J'aime bien les comparaisons avec Azincourt et les guerres indiennes du XIXe siècle mais je pense qu'il faut distinguer deux types d'artillerie et qu'on pourrait trouver des contre-exemples.
L'artillerie légère : arc, fronde, pierres lancées à la main, javelots, se trouve dans les deux camps gaulois et romain.
Seuls les Romains disposent d'une artillerie lourde de campagne et de siège : scorpions, catapultes et balistes lançant des traits et/ou des boulets. Alain Deyber dans le volume cité établit la comparaison avec les mitrailleuses qui fauchent des vagues entières d'assaillants.
A la différence de la charge de la phalange et du corps à corps, celui qui tue tout comme celui qui meurt ne voit pas les yeux de son adversaire.
Azincourt est en plaine ; c'est une bataille rangée avec du côté anglais, archers et piquiers, tous équipés d'armes de poing, et du côté français, cavalerie lourde, arbalétriers mercenaires, dont les boucliers sont restés coincés avec les bagages et sergents à pied.
Les batailles contre les Nerviens et les Belges opposent pour l'essentiel deux grandes armées de fantassins.
Gergovie, Alésia, Uxellodunum, sont des sièges où César met en pratique toute la tradition poliorcétique héritée des Grecs et des Macédoniens.
Cela relève plus de la capitalisation d'un héritage que d'une invention "moderne"

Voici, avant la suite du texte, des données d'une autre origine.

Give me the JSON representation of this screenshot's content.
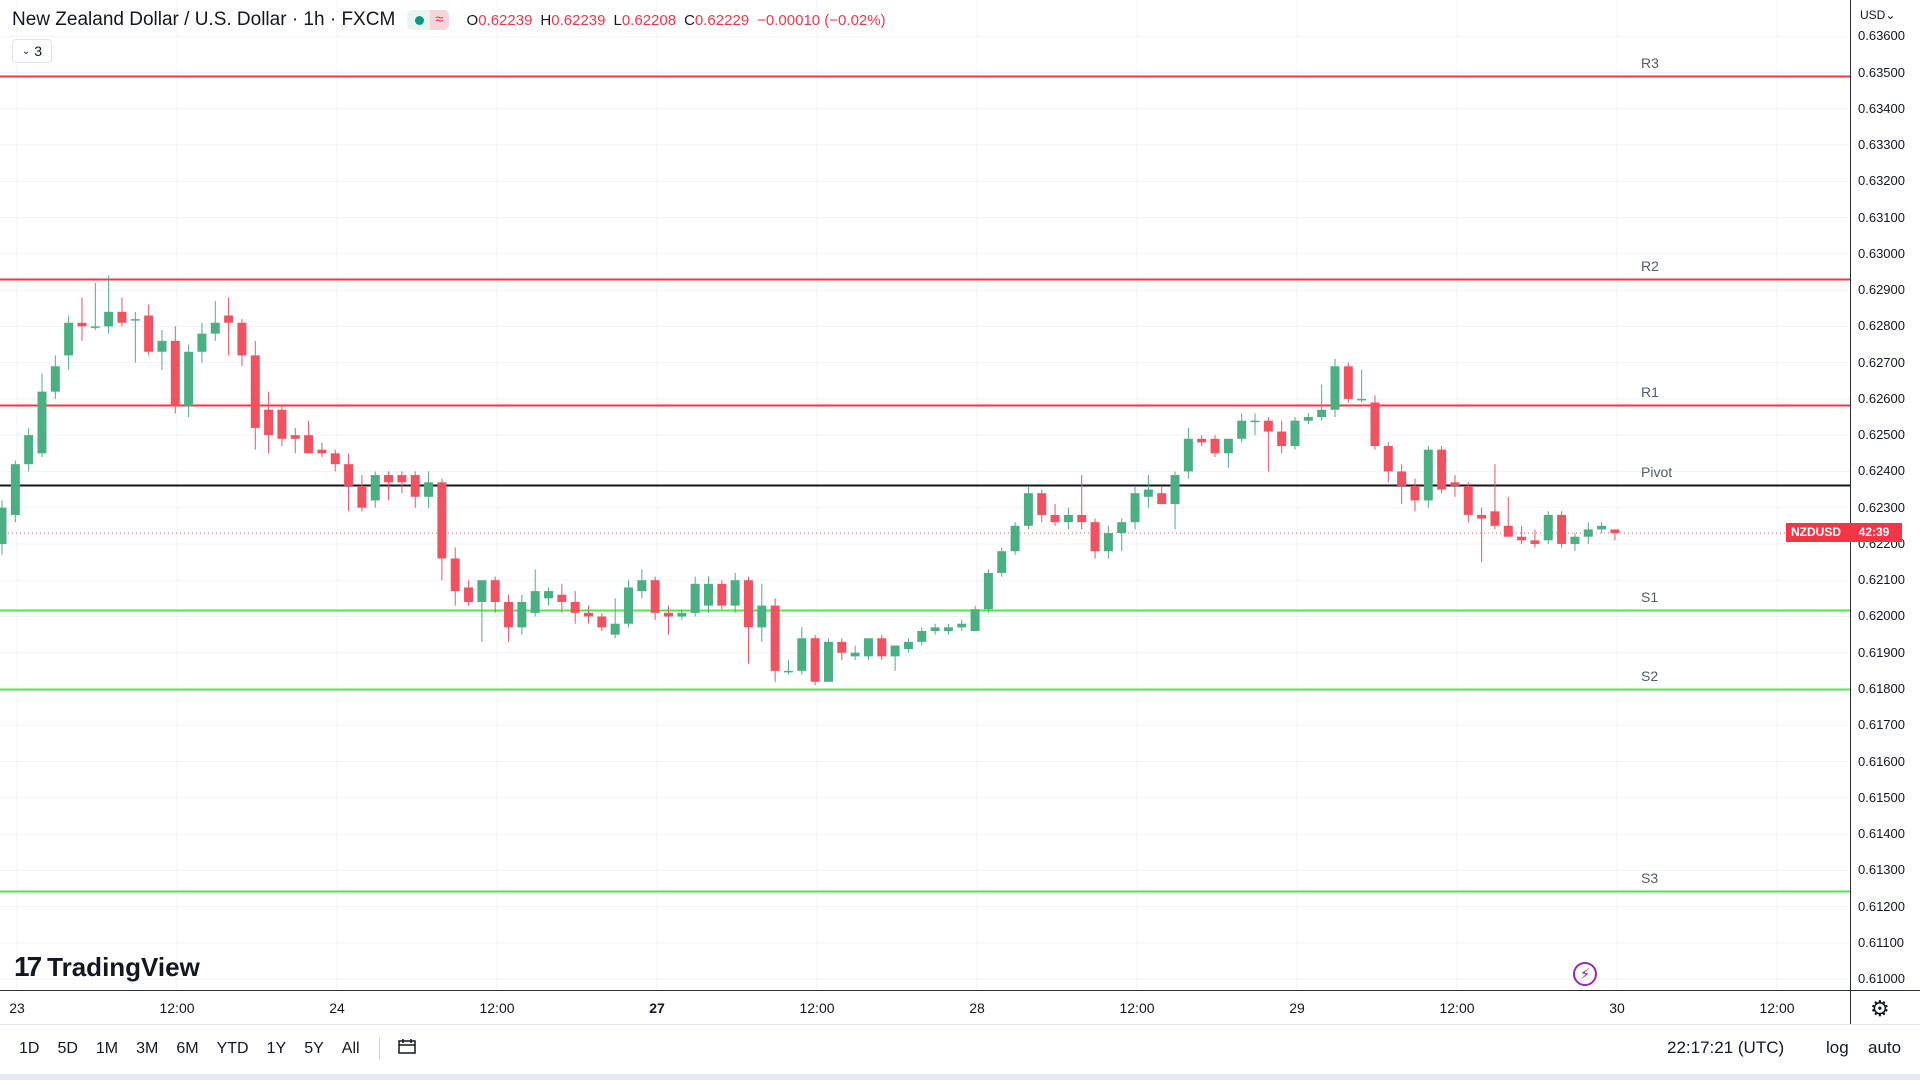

Pour les guerres indiennes, l'artillerie lourde s'est vite avérée intransportable, seules des pièces légères ont été utilisées. Quant aux mitrailleuses de type Gattling Gun, elles ont servi à des opérations d'extermination comme à Wounded Knee où l'on massacre des Sioux affamés dans un périmètre très restreint. A Little Big Horn, la puissance de feu était paradoxalement plus du côté des Sioux, des Cheyennes et des Arapaho que du côté du 7ème de cavalerie de Custer.
En revanche, l'extermination des bisons, grâce aux fusils à répétition, a détruit toute l'économie des Amérindiens des Plaines et si on y ajoute le réservoir inépuisable des colons, la défaite et le génocide étaient inéluctables.
J'en viens à la question du rapport numérique.
D'un côté, les Gaulois sont très nombreux face à l'armée césarienne.
Mais Rome dispose d'une capacité de recrutement impressionante : César passe de 4 légions à 12 pendant la durée de la guerre des Gaules.
Il dispose de soldats professionnels dans une proportion bien plus grande que les Gaulois, en exceptant les Nerviens et les Bellovaques.
Les levées de Vercingétorix n'ont pas la même "tenue au feu".
Et ce n'est pas forcément, je pense à un message d'ejds, une question d'entraînement et de discipline. Les archers et les frondeurs sont nécessairement entraînés ; si l'on repense aux utilisations de la
tragula, par un lanceur de javelot de type snyper, c'est le cas aussi pour une partie des lanceurs de javelots. C'est évident pour les nobles et leurs ambactes et soldures à cheval. Et pas forcément nécessaire pour des lanciers de phalange : d'après Leukirix, il suffit que le combattant qui peut être un paysan robuste soit assez costaud pour tenir la lance et le bouclier et pousser comme au rugby...
Pour le reste, je partage le point de vue sur l'importance de l'artillerie qui a pu faire la décision. Le schéma 71 est très parlant : Uxelludunum au sommet du triangle, c'est Verdun à une petite échelle.